When Dan Weller started his lessons with me he was already an accomplished pro guitarist. He'd had some classical training, but his formative years were '80's Rock, I think. He had played in some pretty big-time situations (Colt Ford among others), had endorsement deals and so on. So there is no way I can take credit for starting him from the ground up as a kid, he was already an established, fully-formed pro guitar player. However, he wanted to up his jazz game and I helped him with that. He studied with me for a few months - we covered 7th inversions (at least) and a bunch of Real Book tunes - and then he left for Nashville to record with an unknown band he was in called, Florida-Georgia Line. Next thing I know they're pretty much as big as you can get. About eight months after he quit his lessons he posted a picture of the band in a private jet with the caption, "Record label sent private jet to take the band from Atlanta to LA for the CMA awards. Life does not suck right now!" Dan, I sincerely hope you've saved some money!
These are just a few examples; there are many more, of course. I've taught tens of thousands of lessons.

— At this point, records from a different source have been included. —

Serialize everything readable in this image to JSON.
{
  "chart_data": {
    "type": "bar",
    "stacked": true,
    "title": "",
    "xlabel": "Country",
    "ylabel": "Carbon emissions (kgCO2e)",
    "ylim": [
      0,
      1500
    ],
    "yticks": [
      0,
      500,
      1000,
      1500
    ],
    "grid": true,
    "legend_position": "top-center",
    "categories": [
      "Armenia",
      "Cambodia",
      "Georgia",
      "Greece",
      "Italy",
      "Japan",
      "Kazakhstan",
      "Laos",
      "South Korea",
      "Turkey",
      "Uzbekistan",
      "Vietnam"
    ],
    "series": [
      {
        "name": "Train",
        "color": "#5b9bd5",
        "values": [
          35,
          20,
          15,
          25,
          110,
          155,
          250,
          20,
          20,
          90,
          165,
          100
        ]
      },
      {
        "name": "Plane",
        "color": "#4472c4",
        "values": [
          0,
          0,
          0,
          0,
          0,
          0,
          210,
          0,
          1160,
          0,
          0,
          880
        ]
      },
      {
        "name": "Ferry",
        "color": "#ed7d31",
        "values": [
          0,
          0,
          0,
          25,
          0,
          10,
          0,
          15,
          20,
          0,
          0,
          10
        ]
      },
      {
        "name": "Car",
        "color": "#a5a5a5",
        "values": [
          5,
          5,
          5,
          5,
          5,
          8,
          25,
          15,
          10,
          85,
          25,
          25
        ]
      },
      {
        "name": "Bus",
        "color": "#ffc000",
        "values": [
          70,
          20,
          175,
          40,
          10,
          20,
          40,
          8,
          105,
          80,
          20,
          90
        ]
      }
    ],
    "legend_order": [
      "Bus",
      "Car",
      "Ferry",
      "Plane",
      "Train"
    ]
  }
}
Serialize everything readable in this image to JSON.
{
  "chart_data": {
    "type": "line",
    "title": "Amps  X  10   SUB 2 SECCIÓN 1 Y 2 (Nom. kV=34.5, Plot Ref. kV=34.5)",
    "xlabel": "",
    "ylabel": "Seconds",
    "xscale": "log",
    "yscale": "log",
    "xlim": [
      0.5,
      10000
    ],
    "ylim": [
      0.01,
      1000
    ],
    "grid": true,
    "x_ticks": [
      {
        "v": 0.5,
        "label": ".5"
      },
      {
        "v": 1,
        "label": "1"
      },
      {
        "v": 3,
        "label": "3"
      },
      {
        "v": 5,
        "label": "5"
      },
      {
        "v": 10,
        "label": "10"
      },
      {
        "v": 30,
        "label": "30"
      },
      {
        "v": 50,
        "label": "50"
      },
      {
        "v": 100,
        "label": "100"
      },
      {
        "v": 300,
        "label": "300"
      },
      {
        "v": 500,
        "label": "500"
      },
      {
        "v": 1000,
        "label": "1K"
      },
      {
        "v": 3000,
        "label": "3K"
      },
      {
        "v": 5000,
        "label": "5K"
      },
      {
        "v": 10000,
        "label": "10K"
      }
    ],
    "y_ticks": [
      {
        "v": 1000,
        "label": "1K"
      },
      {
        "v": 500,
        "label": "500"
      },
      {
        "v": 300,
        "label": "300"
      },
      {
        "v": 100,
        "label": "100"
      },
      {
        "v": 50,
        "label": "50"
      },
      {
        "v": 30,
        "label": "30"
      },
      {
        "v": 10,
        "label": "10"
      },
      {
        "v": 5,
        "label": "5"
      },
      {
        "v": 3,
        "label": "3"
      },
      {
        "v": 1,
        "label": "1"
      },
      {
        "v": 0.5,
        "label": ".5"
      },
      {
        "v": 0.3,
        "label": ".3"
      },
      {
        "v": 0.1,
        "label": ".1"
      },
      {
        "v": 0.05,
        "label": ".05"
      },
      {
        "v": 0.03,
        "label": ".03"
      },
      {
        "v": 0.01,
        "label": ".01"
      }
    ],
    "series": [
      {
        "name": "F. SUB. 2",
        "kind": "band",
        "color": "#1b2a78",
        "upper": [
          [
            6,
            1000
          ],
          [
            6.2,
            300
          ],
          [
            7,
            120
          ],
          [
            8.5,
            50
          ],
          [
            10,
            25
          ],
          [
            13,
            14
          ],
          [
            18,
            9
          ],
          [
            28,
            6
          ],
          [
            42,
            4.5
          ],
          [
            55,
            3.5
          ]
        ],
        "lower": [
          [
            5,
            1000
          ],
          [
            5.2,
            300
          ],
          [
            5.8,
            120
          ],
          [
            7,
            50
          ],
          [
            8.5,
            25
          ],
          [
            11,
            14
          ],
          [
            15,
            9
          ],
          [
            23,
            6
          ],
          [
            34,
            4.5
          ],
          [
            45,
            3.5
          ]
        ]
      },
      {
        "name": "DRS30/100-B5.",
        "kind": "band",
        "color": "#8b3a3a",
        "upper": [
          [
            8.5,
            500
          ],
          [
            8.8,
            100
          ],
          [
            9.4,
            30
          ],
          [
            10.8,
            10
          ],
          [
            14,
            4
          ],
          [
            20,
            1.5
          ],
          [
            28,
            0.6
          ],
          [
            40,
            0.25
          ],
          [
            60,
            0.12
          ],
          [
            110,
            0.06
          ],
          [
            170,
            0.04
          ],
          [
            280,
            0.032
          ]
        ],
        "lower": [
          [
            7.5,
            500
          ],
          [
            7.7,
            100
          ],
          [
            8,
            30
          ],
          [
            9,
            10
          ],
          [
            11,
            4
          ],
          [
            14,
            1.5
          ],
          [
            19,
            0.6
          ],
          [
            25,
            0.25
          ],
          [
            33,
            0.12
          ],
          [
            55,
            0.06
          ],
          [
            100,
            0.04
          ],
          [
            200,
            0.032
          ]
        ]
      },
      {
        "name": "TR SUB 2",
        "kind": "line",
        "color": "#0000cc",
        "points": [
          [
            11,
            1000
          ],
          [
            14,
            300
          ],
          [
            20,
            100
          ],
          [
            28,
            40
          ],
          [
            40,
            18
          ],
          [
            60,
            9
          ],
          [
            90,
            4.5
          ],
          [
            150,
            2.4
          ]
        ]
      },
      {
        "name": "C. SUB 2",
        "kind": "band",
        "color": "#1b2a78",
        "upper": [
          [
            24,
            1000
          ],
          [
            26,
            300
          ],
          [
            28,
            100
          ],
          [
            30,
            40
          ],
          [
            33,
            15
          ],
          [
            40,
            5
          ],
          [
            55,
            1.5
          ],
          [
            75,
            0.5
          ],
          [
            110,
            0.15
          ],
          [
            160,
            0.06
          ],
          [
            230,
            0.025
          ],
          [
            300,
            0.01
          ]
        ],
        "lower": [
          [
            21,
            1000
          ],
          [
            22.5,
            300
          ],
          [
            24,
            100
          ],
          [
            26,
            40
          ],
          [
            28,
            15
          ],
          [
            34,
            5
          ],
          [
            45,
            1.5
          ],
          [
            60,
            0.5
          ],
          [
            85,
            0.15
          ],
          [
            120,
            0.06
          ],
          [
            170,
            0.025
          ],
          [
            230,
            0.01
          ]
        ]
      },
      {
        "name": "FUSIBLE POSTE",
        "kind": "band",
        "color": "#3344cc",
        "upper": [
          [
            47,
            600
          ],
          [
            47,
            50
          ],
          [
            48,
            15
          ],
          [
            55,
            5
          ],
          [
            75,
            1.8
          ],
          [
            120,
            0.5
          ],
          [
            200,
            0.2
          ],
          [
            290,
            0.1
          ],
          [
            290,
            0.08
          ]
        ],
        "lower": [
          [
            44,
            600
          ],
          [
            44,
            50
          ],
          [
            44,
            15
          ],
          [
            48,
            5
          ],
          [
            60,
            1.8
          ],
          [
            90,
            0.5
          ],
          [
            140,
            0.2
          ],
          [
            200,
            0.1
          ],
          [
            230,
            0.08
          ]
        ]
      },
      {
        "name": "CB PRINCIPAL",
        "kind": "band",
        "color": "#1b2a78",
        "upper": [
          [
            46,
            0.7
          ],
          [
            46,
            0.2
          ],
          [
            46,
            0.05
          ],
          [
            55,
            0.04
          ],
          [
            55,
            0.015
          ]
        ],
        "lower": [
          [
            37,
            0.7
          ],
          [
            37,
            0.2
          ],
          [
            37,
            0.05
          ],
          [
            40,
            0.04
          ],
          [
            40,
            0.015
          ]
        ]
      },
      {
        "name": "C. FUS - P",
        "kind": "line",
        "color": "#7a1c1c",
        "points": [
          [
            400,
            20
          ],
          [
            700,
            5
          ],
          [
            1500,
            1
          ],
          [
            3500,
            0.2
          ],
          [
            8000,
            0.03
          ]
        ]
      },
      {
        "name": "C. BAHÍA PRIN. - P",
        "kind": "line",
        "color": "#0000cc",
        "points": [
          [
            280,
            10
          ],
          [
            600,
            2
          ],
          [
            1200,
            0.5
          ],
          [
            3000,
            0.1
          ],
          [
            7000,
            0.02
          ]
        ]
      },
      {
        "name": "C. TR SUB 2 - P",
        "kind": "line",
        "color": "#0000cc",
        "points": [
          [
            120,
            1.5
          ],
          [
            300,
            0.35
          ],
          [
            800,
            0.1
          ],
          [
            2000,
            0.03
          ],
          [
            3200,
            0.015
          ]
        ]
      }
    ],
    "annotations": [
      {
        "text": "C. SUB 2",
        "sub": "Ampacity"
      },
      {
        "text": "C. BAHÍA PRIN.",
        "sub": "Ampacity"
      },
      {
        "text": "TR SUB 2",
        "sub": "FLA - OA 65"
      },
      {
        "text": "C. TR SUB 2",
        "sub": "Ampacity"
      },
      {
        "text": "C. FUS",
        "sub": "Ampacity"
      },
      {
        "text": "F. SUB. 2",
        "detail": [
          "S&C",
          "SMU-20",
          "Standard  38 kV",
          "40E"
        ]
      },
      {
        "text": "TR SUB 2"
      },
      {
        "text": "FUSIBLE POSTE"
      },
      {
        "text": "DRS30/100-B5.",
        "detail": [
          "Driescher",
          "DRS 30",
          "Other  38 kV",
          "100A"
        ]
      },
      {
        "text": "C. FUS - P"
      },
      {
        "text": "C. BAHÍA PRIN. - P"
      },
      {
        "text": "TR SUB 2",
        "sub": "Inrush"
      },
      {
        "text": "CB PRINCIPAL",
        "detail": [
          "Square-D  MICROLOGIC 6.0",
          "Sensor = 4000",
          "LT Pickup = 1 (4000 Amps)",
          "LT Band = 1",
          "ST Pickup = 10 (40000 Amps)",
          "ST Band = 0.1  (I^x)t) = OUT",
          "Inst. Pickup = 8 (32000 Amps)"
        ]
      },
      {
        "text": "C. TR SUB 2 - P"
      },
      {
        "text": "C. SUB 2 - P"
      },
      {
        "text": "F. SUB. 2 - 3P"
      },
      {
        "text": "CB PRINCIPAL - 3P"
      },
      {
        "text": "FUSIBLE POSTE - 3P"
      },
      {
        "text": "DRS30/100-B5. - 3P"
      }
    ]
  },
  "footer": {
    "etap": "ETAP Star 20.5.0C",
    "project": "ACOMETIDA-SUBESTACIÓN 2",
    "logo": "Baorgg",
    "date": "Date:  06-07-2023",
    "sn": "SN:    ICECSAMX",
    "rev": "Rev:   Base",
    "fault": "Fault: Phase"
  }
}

I said above that the role reversal takes some getting used to. That's true, but the other side of that coin is that I'm incredibly proud of my students that have gone on to bigger and better things. It's not an easy game; surviving and thriving as a professional musician takes some skill sets and mojo that no amount of guitar lessons can teach.
"We are what they grow beyond."
For me, it feels a little conflicting; it instills humility, but there's also pride...at the same time. I think those are both good things.